The CAM3 and GFDL model capture the inter-decadal weakening of East Asian summer monsoon and corresponding circulation, such as stronger subtropical high and southward shift of high level jet over East Asia. However, the models failed to simulate the inter-decadal change of sea level pressure over the northwestern Pacific and the “south flooding and north drought” precipitation change pattern in summer over East China, which is a relatively small regional feature in a global model.
Both East Asian summer monsoon indices based on 500hPa geopotential height and wind shear between 850hPa and 200hPa show marked inter-decadal shift around the late 1970s. Although the correlation coefficient between Pacific Decadal Oscillation (PDO) index and East Asian summer monsoon index of the GOGA simulations is a little bigger than TOGA simulation, both are significant. The consistent change in GOGA and TOGA indicates that the East Asian climate variations are mostly forced by tropical SSTs. And the high correlation of TOGA simulation and PDO also reveals that the tropical SSTs play a key role in North Pacific and East Asian Summer monsoon inter-decadal variability.

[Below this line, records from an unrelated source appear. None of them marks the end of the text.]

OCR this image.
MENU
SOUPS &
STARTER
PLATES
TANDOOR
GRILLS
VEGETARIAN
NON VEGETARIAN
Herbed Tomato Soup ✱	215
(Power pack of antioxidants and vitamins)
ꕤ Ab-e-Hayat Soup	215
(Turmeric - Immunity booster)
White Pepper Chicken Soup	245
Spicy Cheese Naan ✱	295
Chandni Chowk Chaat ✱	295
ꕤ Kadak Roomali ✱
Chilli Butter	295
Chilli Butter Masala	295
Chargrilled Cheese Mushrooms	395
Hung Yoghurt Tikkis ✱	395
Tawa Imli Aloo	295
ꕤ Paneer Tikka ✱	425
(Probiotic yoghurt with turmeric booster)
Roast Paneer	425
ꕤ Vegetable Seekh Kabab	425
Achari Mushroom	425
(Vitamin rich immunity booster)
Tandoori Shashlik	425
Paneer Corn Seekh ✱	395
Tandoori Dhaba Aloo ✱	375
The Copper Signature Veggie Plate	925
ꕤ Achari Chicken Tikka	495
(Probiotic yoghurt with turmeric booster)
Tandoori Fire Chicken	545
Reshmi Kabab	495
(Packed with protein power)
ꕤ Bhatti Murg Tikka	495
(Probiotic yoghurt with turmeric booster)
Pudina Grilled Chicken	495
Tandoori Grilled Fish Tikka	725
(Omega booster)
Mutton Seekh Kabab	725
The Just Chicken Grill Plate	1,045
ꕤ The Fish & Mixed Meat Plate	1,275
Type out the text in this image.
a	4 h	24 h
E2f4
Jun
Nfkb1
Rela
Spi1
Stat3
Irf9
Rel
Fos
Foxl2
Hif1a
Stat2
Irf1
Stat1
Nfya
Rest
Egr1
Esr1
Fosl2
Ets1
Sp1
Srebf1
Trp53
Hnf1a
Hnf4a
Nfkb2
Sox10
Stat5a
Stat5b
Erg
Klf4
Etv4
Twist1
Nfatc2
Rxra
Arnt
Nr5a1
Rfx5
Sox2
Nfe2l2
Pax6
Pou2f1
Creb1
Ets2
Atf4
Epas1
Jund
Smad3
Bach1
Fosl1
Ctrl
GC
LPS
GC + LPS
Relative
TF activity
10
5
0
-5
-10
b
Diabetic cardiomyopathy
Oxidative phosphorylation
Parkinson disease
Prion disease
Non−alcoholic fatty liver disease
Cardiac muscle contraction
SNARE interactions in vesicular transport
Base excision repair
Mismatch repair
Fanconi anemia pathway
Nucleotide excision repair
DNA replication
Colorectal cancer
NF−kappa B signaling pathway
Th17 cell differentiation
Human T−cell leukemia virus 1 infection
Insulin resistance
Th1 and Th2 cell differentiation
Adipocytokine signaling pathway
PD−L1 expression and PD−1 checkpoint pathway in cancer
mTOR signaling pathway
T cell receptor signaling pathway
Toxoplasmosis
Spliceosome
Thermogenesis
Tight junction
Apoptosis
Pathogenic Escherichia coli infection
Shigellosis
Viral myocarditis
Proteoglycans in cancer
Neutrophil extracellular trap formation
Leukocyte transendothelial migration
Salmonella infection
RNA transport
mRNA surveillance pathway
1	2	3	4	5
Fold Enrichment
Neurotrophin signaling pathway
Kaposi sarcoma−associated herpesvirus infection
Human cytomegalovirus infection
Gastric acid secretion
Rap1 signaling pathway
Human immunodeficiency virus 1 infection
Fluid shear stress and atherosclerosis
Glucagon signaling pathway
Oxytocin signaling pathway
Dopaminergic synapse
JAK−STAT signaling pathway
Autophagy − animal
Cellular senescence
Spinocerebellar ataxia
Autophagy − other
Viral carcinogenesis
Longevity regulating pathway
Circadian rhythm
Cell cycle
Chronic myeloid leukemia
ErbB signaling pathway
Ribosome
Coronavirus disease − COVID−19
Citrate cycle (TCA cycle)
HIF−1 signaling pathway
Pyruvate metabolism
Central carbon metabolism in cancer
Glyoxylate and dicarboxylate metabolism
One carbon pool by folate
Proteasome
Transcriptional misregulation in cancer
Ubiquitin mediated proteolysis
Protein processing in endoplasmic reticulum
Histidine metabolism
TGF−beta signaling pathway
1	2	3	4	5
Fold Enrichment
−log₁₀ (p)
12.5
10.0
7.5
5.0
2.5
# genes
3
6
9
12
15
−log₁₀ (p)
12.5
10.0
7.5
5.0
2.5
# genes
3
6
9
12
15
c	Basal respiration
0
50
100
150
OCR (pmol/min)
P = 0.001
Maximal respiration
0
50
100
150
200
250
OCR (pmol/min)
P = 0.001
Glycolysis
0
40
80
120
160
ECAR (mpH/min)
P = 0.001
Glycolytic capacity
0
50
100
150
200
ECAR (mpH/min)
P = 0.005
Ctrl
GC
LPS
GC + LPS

With greenhouse gases and aerosol forcings added, the precipitation change pattern simulated by GFDL model is similar to observations, but the location is shifted to the north of the observations. With climatological SSTs and time-varying greenhouse gases and aerosol forcings, the CAM3 produces the “south flooding and north drought” precipitation change pattern over East China, which indicates that the greenhouse gases and aerosol forcings play an important role in simulating rainfall changes over East China.